Bayram Sürekli
Bayram Sürekli Sosyal medya ahlakı

Sosyal medya ahlakı

Ahlâk, insanın iyi, güzel ve doğru davranışları içselleştirip, kötü ve yanlış davranışlardan kaçınması ve kendini koruması olarak tanımlayabiliriz. İyi huylu olmak, güzel davranışlarda bulunmak, sadece insana dair değil tüm canlıları ilgilendiren her türlü konuda ortak iyiyi hayatın merkezine alabilme erdemidir. Tüm insanlığın ve tüm dinlerin üzerinde ehemmiyetle durduğu vazgeçilmez bir kavram olmasının yanında insanda ortaya çıkan yerleşik bir karakter yapısıdır. Bu karakter yapısının korunması inanç ve düşünce sistemiyle zenginleştirilmesi de oldukça önemli bir mevzudur. Nitekim hayat rehberimiz, önderimiz, peygamberimiz bir hadisi şeriflerinde :“Ben, ancak güzel ahlâkı tamamlamak için gönderildim.” (bk.
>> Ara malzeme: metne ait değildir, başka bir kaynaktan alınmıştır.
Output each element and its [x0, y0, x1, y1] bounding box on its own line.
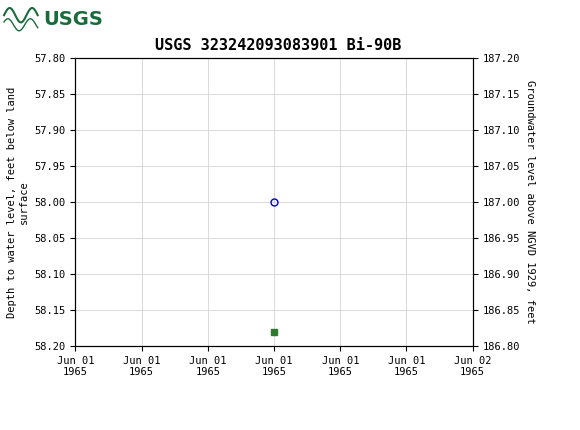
FancyBboxPatch shape — [3, 3, 78, 37]
Y-axis label: Groundwater level above NGVD 1929, feet: Groundwater level above NGVD 1929, feet — [525, 80, 535, 324]
Text: USGS: USGS — [44, 10, 103, 30]
Y-axis label: Depth to water level, feet below land
surface: Depth to water level, feet below land su… — [8, 86, 29, 318]
Legend: Period of approved data: Period of approved data — [181, 426, 367, 430]
Text: USGS 323242093083901 Bi-90B: USGS 323242093083901 Bi-90B — [155, 38, 401, 52]
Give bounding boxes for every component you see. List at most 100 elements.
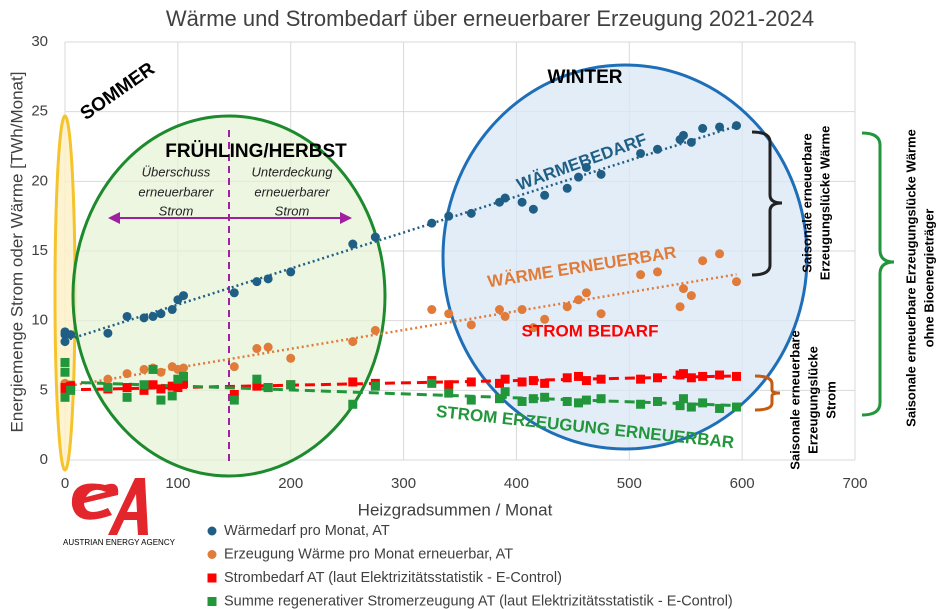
marker: [122, 369, 132, 379]
marker: [686, 137, 696, 147]
marker: [252, 344, 262, 354]
marker: [732, 402, 741, 412]
marker: [678, 284, 688, 294]
trendline: [64, 273, 737, 388]
marker: [148, 380, 158, 390]
x-tick-label: 600: [730, 475, 755, 492]
y-tick-label: 30: [31, 33, 48, 50]
marker: [715, 249, 725, 259]
annotation: erneuerbarer: [138, 184, 214, 199]
y-axis-label: Energiemenge Strom oder Wärme [TWh/Monat…: [7, 72, 26, 433]
marker: [732, 121, 741, 131]
marker: [500, 193, 510, 203]
marker: [528, 323, 538, 333]
marker: [156, 367, 166, 377]
marker: [252, 374, 262, 384]
logo-text: AUSTRIAN ENERGY AGENCY: [63, 538, 176, 547]
marker: [517, 396, 527, 406]
marker: [675, 302, 685, 312]
marker: [732, 277, 741, 287]
marker: [732, 371, 741, 381]
marker: [466, 395, 476, 405]
marker: [156, 309, 166, 319]
annotation: Erzeugungslücke: [805, 346, 820, 454]
marker: [348, 337, 358, 347]
marker: [444, 380, 454, 390]
marker: [427, 378, 437, 388]
marker: [66, 385, 76, 395]
x-tick-label: 500: [617, 475, 642, 492]
marker: [466, 377, 476, 387]
marker: [103, 328, 113, 338]
marker: [60, 383, 70, 393]
marker: [528, 204, 538, 214]
marker: [636, 374, 646, 384]
marker: [179, 378, 188, 388]
marker: [715, 122, 725, 132]
marker: [540, 190, 550, 200]
marker: [528, 394, 538, 404]
legend-label: Summe regenerativer Stromerzeugung AT (l…: [224, 593, 733, 609]
marker: [348, 377, 358, 387]
annotation: ohne Bioenergieträger: [921, 209, 936, 348]
marker: [675, 401, 685, 411]
marker: [596, 394, 606, 404]
logo: AUSTRIAN ENERGY AGENCY: [63, 478, 176, 547]
marker: [495, 394, 504, 404]
marker: [653, 396, 662, 406]
marker: [207, 550, 217, 559]
marker: [122, 311, 132, 321]
y-tick-label: 0: [40, 451, 48, 468]
annotation: FRÜHLING/HERBST: [165, 141, 347, 162]
x-tick-label: 400: [504, 475, 529, 492]
y-tick-label: 10: [31, 312, 48, 329]
marker: [517, 377, 527, 387]
marker: [500, 311, 510, 321]
marker: [698, 398, 708, 408]
marker: [60, 392, 70, 402]
x-tick-label: 100: [165, 475, 190, 492]
marker: [653, 373, 662, 383]
marker: [179, 291, 188, 301]
marker: [715, 370, 725, 380]
marker: [348, 239, 358, 249]
marker: [167, 381, 177, 391]
marker: [348, 399, 358, 409]
marker: [370, 381, 380, 391]
marker: [444, 388, 454, 398]
marker: [581, 288, 591, 298]
marker: [263, 342, 273, 352]
marker: [148, 364, 158, 374]
marker: [500, 374, 510, 384]
y-tick-label: 5: [40, 381, 48, 398]
marker: [574, 172, 583, 182]
annotation: erneuerbarer: [254, 184, 330, 199]
marker: [370, 325, 380, 335]
marker: [581, 162, 591, 172]
winter-ellipse: [441, 63, 809, 451]
x-tick-label: 300: [391, 475, 416, 492]
marker: [179, 371, 188, 381]
y-tick-label: 15: [31, 242, 48, 259]
marker: [574, 295, 583, 305]
marker: [252, 277, 262, 287]
marker: [207, 597, 217, 606]
marker: [103, 374, 113, 384]
marker: [103, 383, 113, 393]
marker: [156, 395, 166, 405]
marker: [636, 399, 646, 409]
marker: [263, 383, 273, 393]
annotation: Erzeugungslücke Wärme: [817, 126, 832, 281]
marker: [444, 309, 454, 319]
y-tick-label: 20: [31, 172, 48, 189]
marker: [686, 402, 696, 412]
marker: [466, 208, 476, 218]
annotation: Strom: [159, 203, 194, 218]
marker: [229, 390, 239, 400]
brace: [861, 131, 895, 417]
marker: [678, 130, 688, 140]
legend: Wärmedarf pro Monat, AT Erzeugung Wärme p…: [207, 523, 733, 609]
marker: [229, 395, 239, 405]
annotation: Saisonale erneuerbare: [799, 133, 814, 272]
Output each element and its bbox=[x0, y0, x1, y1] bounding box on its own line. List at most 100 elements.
Muvatta, Husnü'l Halk, 8; Müsned, 2/381) derken ahlakın bizim inancımızın vazgeçilmez parçası olduğunu vurgulamaktadır.

Dijital dönüşümün baş döndürücü bir şekilde hızla geliştiği günümüzde ahlaki ilkelerimizin de bir o kadar dejenere edilmeye çalışıldığı etmenlerle karşı karşıyayız. İnternetin yaygınlaşması ile birlikte hayatımıza yeni kavramlar ve yeni sosyal mecralar dâhil oldu. İnternetle gelen yeniliklerin bize sunduğu kolaylıkları, imkânları ve fırsatları yok sayamayız. Ancak bu nimetlerin içerisinde gerek aile hayatımıza gerekse toplumsal hayatımıza zarar veren paylaşım ve içeriklere karşı son derece duyarlı olmak durumundayız. Sosyal mecraların insana sunduğu “harama ulaşma kolaylığı” başta aile hayatı olmak üzere, dini ve toplumsal ahlak değerlerini temelden baltaladığı için çok büyük bir tehlike arz ediyor.

Ülkemizde 4 binin üzerinde youtuber her gün binlerce videoyu takipçileriyle buluşturuyor. Bunların içerisinde gerçekten çok güzel paylaşımlar yapıp bir duruş sergileyen “youtuber”lar olduğu gibi kolay yoldan para kazanma uğruna her türlü dini, insani ve ahlaki değerleri hiçe sayarak teşhirciliği normalleştiren kişilerin olduğu bir gerçek. Bu kişilerin çektikleri bir görüntünün dakikalar içerisinde milyonlarca kişiye ulaştığını göz önünde bulundurduğumuzda tehlikenin asıl boyutları ortaya çıkmaktadır. Nitekim birkaç gün önce toplumun büyük bir tepkisini çeken bir annenin küçücük evladının yanında yaptığı iddia edilen paylaşım sonucunda savcılık tarafından harekete geçildi ve o kişi hakkında gereği yapıldı. Dolayısıyla sanal âlemde belki de gerçeğinden daha hassas davranılması gerekmektedir. Bu bize gerçek hayatta ahlâkî açıdan dikkat ettiğimiz konuların tamamına sanal âlemde de dikkat etmemiz gerektiğini hatırlatmalıdır. Unutulmamalıdır ki âlemlerin Rabbi olan Allah sanal âlemin de Rabb’idir. Her Müslüman kabiliyeti ve imkânı nispetinde sorumludur. Kimse kaldıramayacağı yükün sorumlusu değildir. Ancak; toplumu Allah’ın nazarında daha “iyi” ye taşıyacak kabiliyeti ve gücü olmayan bir Müslüman’ın şerre de destek olmaması, bundan hayli imtina etmesi gerekir. Sosyal medyayı bilinçsizce ve şuursuzca kullanan Müslüman, kötülüğün yayılmasına katkı sağlamış olur.

Peki nasıl bir yol izlemeliyiz? Bu durum karşısında yanlışı doğruya, batılı hakka, zararlıyı faydalıya tebdil edecek ve Müslümanın yaşantısında oluşturulmaya çalışılan olumsuz algıyı boşa çıkaracak video içeriği sağlayan kişi ve kurumlara destek verilmelidir. Bu noktada gençlere, gerek normal yaşamda gerekse dijital platformlarda dünyanın umudu olduklarını kulaklarına fısıldayacak, insanlık adına çığır açacak, sabun köpüğü gibi tüketilmeyen kalıcı çalışma ve eserler ortaya koyma yönünde yapacakları çalışmalara daha fazla destek verilmelidir. Yarın çok geç olmadan bugünden önlem alınmalıdır. Selam ve dua ile.